We do not overlook the fact that the medical statement in this case was not sworn to. But there is nothing to indicate that the motions judge based his ruling on such defect, if defect it was. Undoubtedly it is more satisfactory and safer too to support such motions by affidavits,, but that is not required in this jurisdiction either
We have not failed to consider the fact that the case had been continued twice before; but as against that is the fact that it had been on the trial calendar for less than two months and the continuance which was requested at this time was for less than an additional month. Also not to be overlooked is the fact that nowhere in the record is there the slightest suggestion that injury or prejudice to plaintiffs would have resulted from the continuance requested.

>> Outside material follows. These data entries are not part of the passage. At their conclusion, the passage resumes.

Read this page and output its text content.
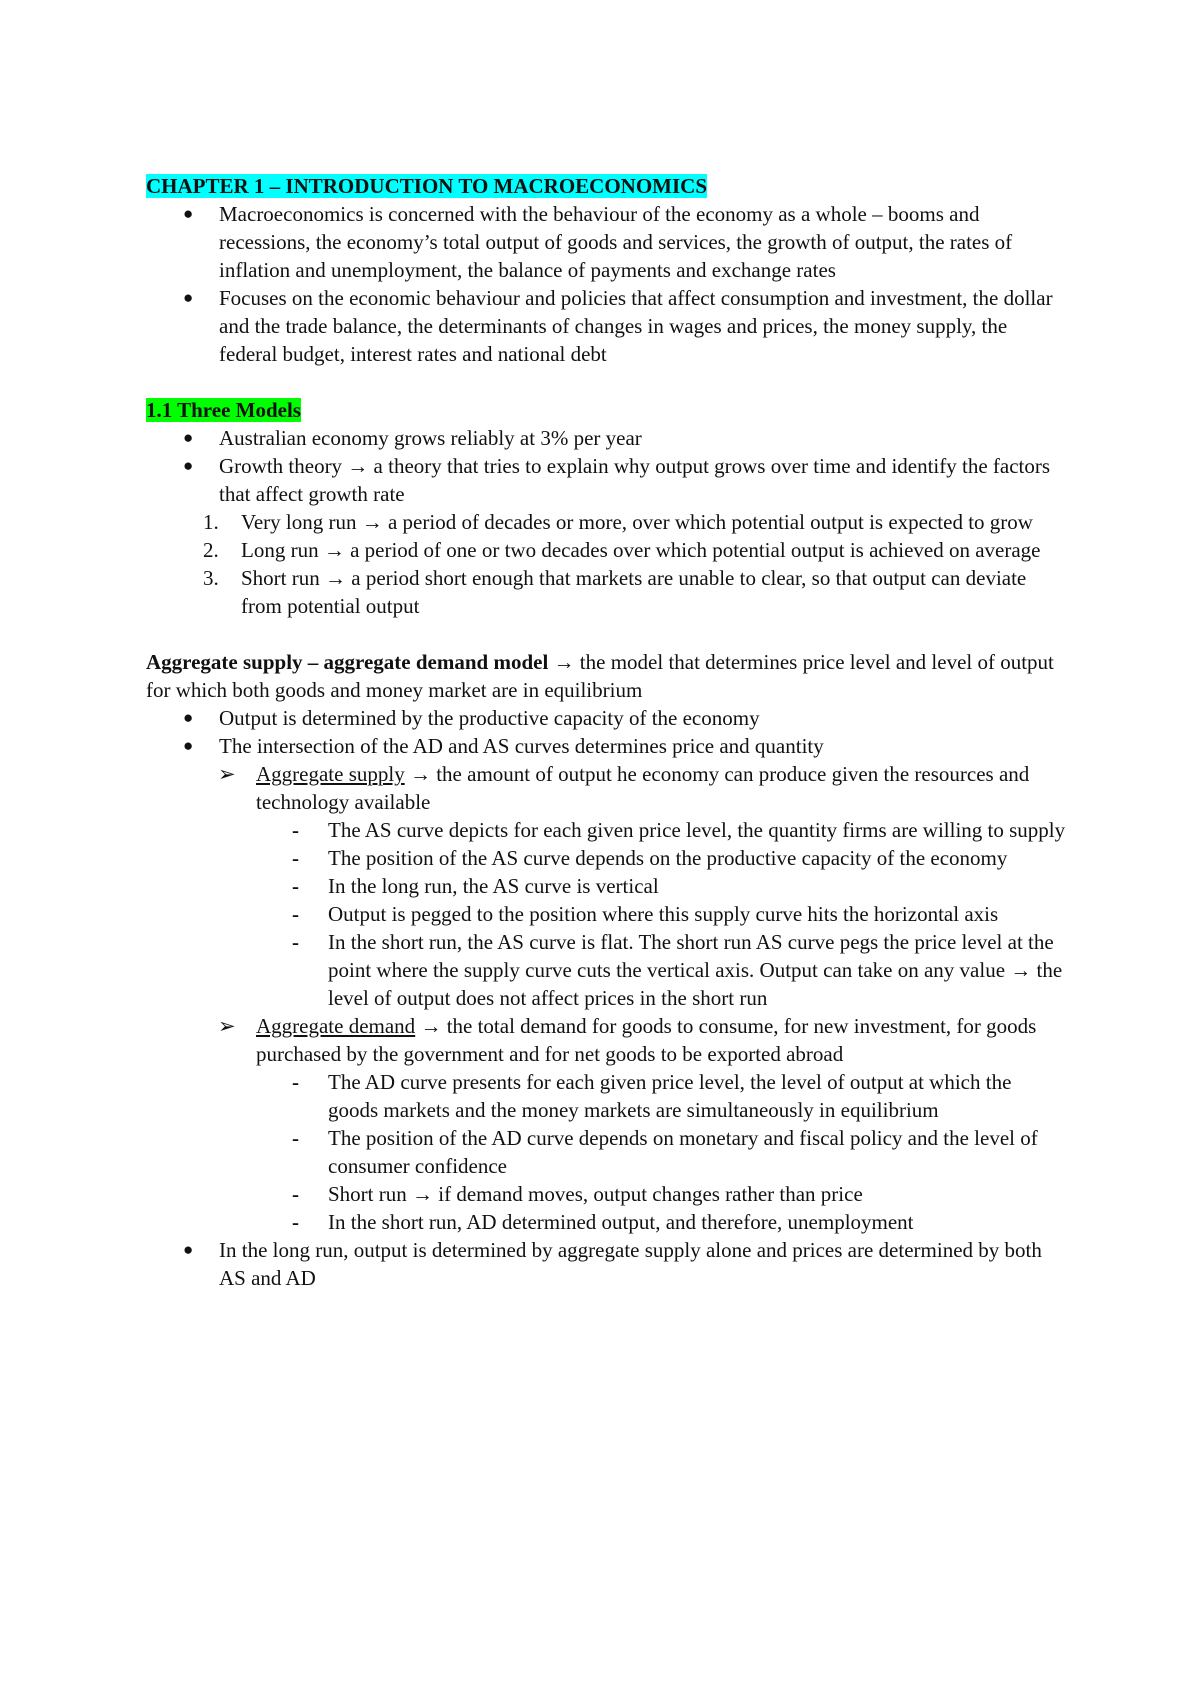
CHAPTER 1 – INTRODUCTION TO MACROECONOMICS

● Macroeconomics is concerned with the behaviour of the economy as a whole – booms and recessions, the economy’s total output of goods and services, the growth of output, the rates of inflation and unemployment, the balance of payments and exchange rates
● Focuses on the economic behaviour and policies that affect consumption and investment, the dollar and the trade balance, the determinants of changes in wages and prices, the money supply, the federal budget, interest rates and national debt

1.1 Three Models

● Australian economy grows reliably at 3% per year
● Growth theory → a theory that tries to explain why output grows over time and identify the factors that affect growth rate
1. Very long run → a period of decades or more, over which potential output is expected to grow
2. Long run → a period of one or two decades over which potential output is achieved on average
3. Short run → a period short enough that markets are unable to clear, so that output can deviate from potential output

Aggregate supply – aggregate demand model → the model that determines price level and level of output for which both goods and money market are in equilibrium

● Output is determined by the productive capacity of the economy
● The intersection of the AD and AS curves determines price and quantity
➢ Aggregate supply → the amount of output he economy can produce given the resources and technology available
- The AS curve depicts for each given price level, the quantity firms are willing to supply
- The position of the AS curve depends on the productive capacity of the economy
- In the long run, the AS curve is vertical
- Output is pegged to the position where this supply curve hits the horizontal axis
- In the short run, the AS curve is flat. The short run AS curve pegs the price level at the point where the supply curve cuts the vertical axis. Output can take on any value → the level of output does not affect prices in the short run
➢ Aggregate demand → the total demand for goods to consume, for new investment, for goods purchased by the government and for net goods to be exported abroad
- The AD curve presents for each given price level, the level of output at which the goods markets and the money markets are simultaneously in equilibrium
- The position of the AD curve depends on monetary and fiscal policy and the level of consumer confidence
- Short run → if demand moves, output changes rather than price
- In the short run, AD determined output, and therefore, unemployment
● In the long run, output is determined by aggregate supply alone and prices are determined by both AS and AD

All these various circumstances we have weighed carefully one against the other, and with the rights of both parties in mind, and we are convinced that a continuance should have been granted in this case. Reluctant though we are to reverse a decision which lies in the field of discretion, we feel that we have no alternative under the circumstances presented to us here.
Reversed and remanded for further proceedings.
Taylor v. Yellow Cab Co., D.C.Mun.App., 31 A.2d 683, and cases there cited.
Leiberg v. Vitangeli, 70 Ohio App. 479, 47 N.E.2d 235. See also Grant v. Michaels, 94 Mont. 452, 23 P.2d 266.
Nicholls v. Anders, 13 Cal.App.2d 440, 56 P.2d 1289, 1292, quoting from Waite v. Southern Pac. Co., 192 Cal. 467, 221 p. 204.
In re Mattullath, 38 App.D.C. 497. See also Harrah v. Morgenthau, 67 App.D.C. 119, 89 F.2d 863; Hill v. Finnemore, 132 Me. 459, 172 A. 826; Charlesworth v. American Express, 117 Me. 219, 103 A. 358.
By this we do not mean to criticize the judge who conducted the trial: probably on the one-sided evidence before him - he could have reached no other decision.
Eckert v. Graham, 131 Cal.App. 718, 22 P.2d 44; Baker v. Jensen, 135 Or. 669, 295 P. 467; Band Finance Corporation v. St. Johnsbury Wiring Co., 100 Vt. 328, 137 A. 324; Massucco v. Tomassi, 78 Vt. 188, 62 A. 57; Hutchinson v. Montgomery Memorial Park Corporation, W.Va., 36 S.E.2d 889; Webb v. Carpenter, 168 Ga. 398, 148 S.E. 80; Noah v. L. B. Price Mercantile Co., 208 Mo.App. 149, 231 S.W. 300; Ashworth v. Brickey, 129 Ark. 295, 195 S.W. 682; State v. McNoughton, 183 La. 697, 164 So. 630.